DPP wants better protection for witnesses
BASSETERRE, St Kitts — There has always been a concern for witnesses after they have given information in court, and so Director of Public Prosecutions (DPP) Paula Llewellyn is adamant that more must be done to protect them.
Llewellyn stressed that more resources ought to be channelled into the Government’s witness protection programme.
“The whole question of witness care as it relates to persons who are incarcerated serving a sentence and, for example, in a gang case, decide to take advantage of the Plea Negotiations Act — Section 20 says if you offer or if you assist the prosecution of the investigation in a particular case, you can get a reduction in your sentence,” Llewellyn said while presenting at a Symposium on Prison Reform hosted by Improved Access to Justice in the Caribbean (IMPACT) from July 5 to 6 at the St Kitts Marriott Resort & The Royal Beach Casino in this Eastern Caribbean island.
Llewellyn added that due to prisoners taking advantage of the Act, the system has been able to prosecute successfully.
“That is an element I would wish to focus on — the whole question of witness care for persons who are going to be cooperating witnesses. And we in Jamaica have been doing some gang prosecutions and we have recognised that there is no provision — in respect of the infrastructure — to cater for prisoners who are serving a sentence and who have consented to use the Plea Negotiations Act and get that advantage of getting several years shaved off of their sentence.”
In 2019, the Ministry of Justice pledged to improve the state of witness care and protection in Jamaica.
Former executive director of the Legal Aid Council, Hugh Faulkner, who represented the minister of justice, was speaking during the opening session of the country’s first comprehensive Witness Care Conference which was held at the Faculty of Law at The University of the West Indies, on July 19, 2019.
Faulkner had said that key stakeholders, which included justice sector officials, the legal fraternity, civil society and the judiciary, that the Jamaica Government stands ready to work along with partners and implementing agencies to strengthen systems and processes to benefit witnesses.
Chief Justice Bryan Sykes was also at the 2019 conference, which was a multi-agency collaborative initiative involving the justice ministry, Global Affairs Canada, the United Nations Development Programme (UNDP) and Justice Undertakings for Social Transformation (JUST) Programme.
Justice Sykes, too, called for equitable justice services for witnesses.
However, the first problem, Llewellyn said, is housing informants in the same prisons as the people they are working against.
“You can’t keep them in the same facility in respect of the accused that they are going to be giving evidence against. You can’t do that,” she lamented, highlighting the possibility of “witness intimidation”.
Llewellyn also exampled one man who recently pleaded guilty to 11 counts of murder, and is a part of gang in Jamaica, without detailing names and location.
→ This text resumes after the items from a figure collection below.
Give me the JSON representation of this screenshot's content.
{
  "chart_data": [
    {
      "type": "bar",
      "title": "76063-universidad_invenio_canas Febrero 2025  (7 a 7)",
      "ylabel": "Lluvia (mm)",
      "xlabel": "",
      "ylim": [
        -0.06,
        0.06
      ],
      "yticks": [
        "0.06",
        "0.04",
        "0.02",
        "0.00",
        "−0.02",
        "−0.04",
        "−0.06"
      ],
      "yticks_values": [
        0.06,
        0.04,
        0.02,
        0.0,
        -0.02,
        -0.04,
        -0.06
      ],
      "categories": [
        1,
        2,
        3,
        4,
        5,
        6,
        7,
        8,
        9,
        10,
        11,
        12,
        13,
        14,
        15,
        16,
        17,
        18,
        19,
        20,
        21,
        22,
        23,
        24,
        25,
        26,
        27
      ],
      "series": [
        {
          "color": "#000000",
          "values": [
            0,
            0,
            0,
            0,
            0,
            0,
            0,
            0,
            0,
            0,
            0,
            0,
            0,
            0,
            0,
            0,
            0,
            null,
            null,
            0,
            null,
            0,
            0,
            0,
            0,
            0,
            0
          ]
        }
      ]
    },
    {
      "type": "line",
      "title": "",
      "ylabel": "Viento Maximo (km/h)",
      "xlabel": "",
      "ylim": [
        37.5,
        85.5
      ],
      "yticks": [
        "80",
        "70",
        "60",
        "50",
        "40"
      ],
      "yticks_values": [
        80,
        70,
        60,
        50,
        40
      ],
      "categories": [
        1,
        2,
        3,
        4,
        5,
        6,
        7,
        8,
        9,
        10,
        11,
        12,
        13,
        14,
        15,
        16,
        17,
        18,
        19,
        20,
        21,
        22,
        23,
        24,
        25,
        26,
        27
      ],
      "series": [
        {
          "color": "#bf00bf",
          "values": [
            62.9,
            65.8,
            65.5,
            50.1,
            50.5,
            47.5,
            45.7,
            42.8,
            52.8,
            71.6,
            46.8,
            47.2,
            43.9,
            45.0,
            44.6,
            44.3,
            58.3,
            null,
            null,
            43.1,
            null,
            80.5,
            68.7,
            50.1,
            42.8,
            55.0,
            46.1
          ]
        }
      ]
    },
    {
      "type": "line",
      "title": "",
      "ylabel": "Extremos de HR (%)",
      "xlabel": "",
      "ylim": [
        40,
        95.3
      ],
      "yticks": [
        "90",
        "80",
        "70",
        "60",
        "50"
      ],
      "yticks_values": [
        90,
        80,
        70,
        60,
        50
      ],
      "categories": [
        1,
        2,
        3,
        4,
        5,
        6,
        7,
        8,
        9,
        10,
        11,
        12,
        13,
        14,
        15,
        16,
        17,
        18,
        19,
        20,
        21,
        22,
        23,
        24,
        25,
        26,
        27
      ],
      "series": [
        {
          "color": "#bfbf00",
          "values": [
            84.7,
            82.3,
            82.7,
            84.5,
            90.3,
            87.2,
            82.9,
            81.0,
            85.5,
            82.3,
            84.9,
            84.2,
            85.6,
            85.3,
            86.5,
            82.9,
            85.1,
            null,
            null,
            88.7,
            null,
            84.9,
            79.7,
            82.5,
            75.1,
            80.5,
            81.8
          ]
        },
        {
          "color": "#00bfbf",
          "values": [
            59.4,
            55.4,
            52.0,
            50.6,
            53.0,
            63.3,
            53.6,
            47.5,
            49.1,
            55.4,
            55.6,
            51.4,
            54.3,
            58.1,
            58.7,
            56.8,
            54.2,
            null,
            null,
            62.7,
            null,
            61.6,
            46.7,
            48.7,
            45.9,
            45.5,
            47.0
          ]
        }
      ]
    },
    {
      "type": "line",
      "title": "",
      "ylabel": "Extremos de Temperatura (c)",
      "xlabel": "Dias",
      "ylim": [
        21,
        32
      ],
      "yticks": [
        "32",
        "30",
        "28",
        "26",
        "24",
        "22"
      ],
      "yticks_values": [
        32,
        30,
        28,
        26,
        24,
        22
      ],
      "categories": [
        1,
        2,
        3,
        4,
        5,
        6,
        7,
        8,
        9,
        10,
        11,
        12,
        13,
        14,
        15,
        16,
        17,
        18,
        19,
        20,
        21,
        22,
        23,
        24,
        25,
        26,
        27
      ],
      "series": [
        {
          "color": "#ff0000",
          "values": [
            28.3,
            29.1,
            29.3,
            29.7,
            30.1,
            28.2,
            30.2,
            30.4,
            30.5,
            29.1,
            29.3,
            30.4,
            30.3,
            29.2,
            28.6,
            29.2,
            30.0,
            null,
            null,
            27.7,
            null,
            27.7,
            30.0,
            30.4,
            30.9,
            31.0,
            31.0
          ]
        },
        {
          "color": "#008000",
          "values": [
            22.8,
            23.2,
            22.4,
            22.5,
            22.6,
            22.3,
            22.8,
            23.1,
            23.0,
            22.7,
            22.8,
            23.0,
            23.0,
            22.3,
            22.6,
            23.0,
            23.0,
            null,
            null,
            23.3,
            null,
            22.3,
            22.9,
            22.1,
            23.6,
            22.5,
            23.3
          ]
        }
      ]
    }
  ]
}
“Through him, we have been able to bring down another three or four members of the gang. But when we do these plea deals we cannot make it public because it will sensitise the gangs or the gangsters that this plea deal is what is going to bring them down and they will target their families. That is something witnesses worry about… how to make sure their families are protected while they are incarcerated.
“The witness protection programme people at the Ministry of National Security who made a deal with members of the family of the incarcerated individual, we have to communicate with them and to make sure that they understand that the administration of justice will be enhanced by that extra witness care being given. It is difficult because they are incarcerated. So we have to depend on the correctional authorities to be responsive and usually they are, but sometimes the bureaucracy gets them,” Llewellyn said.